The story and the premise of the movie is perfect. In fact, the tagline caught my attention enormously: "trying to reconnect with daughters." That is exactly the type of movie I like. Instantly, I could tell this was a movie about character development and human connection, usually the type of movies with the greatest potential.
Unfortunately, it was merely decent, but not special. It felt like the movie built up so much potential, but failed to release it at a certain point during the movie. The whole movie, for me, felt too introductory in nature. Not necessarily the plot, because the plot does evolve, but the overall "feel" of the movie felt preliminary to a bigger and more dramatic event which never happened.
It's not easy to explain my feelings towards the movie because the fault wasn't necessarily technical or specific. But it did linger around and distracted my viewing somewhat. I felt like there was still more to explore in both Clooney's character and the character of his daughters. Also, I think this element alone impacted on Clooney's performance. His performance was good, definitely, but again, because I felt like there was more to be explored, naturally, I also felt like his performance could have been added to (but not necessarily improved).

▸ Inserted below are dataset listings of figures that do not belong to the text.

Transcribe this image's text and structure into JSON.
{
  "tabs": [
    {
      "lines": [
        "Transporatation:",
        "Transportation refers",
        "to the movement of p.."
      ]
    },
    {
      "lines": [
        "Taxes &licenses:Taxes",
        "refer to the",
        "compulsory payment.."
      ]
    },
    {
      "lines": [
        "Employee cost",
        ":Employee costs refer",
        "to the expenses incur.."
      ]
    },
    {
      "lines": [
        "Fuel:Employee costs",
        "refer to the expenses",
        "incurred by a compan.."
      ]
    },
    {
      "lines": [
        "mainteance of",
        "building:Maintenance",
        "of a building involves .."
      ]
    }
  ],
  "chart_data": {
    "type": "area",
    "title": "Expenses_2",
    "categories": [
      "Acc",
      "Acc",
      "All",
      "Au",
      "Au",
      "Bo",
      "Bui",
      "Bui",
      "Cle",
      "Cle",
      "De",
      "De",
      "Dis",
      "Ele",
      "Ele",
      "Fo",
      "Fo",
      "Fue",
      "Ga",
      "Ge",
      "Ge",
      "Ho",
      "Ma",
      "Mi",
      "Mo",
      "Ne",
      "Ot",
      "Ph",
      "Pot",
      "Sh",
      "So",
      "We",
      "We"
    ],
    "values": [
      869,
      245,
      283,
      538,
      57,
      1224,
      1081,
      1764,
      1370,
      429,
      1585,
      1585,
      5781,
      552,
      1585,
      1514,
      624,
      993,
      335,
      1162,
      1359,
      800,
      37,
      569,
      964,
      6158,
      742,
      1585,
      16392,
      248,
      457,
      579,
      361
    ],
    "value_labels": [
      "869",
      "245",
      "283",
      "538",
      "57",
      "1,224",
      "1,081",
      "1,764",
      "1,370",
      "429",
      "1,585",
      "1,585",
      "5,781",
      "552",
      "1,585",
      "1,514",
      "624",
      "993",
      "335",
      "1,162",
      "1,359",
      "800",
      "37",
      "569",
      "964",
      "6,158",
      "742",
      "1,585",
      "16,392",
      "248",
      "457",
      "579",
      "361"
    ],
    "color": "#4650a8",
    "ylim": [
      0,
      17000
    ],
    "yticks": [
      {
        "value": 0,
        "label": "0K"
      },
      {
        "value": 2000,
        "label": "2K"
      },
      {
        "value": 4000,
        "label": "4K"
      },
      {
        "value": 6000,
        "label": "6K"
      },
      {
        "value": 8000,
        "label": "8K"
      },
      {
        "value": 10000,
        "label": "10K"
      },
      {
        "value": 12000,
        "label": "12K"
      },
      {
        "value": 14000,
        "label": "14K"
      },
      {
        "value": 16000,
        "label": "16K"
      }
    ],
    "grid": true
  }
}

Given the Oscar buzz of this movie, I have to compare it to other movies of a similar nature. And unfortunately, I didn't feel like there was sufficient connection between the characters...although the potential to reach that connection was established, it was not acted upon in my opinion. Unfortunately I have to say there have been better developed "re-establishing connection" movies.
In summary, this is an enjoyable movie, but it is missing some important elements which deteriorates the viewing experience to some extent.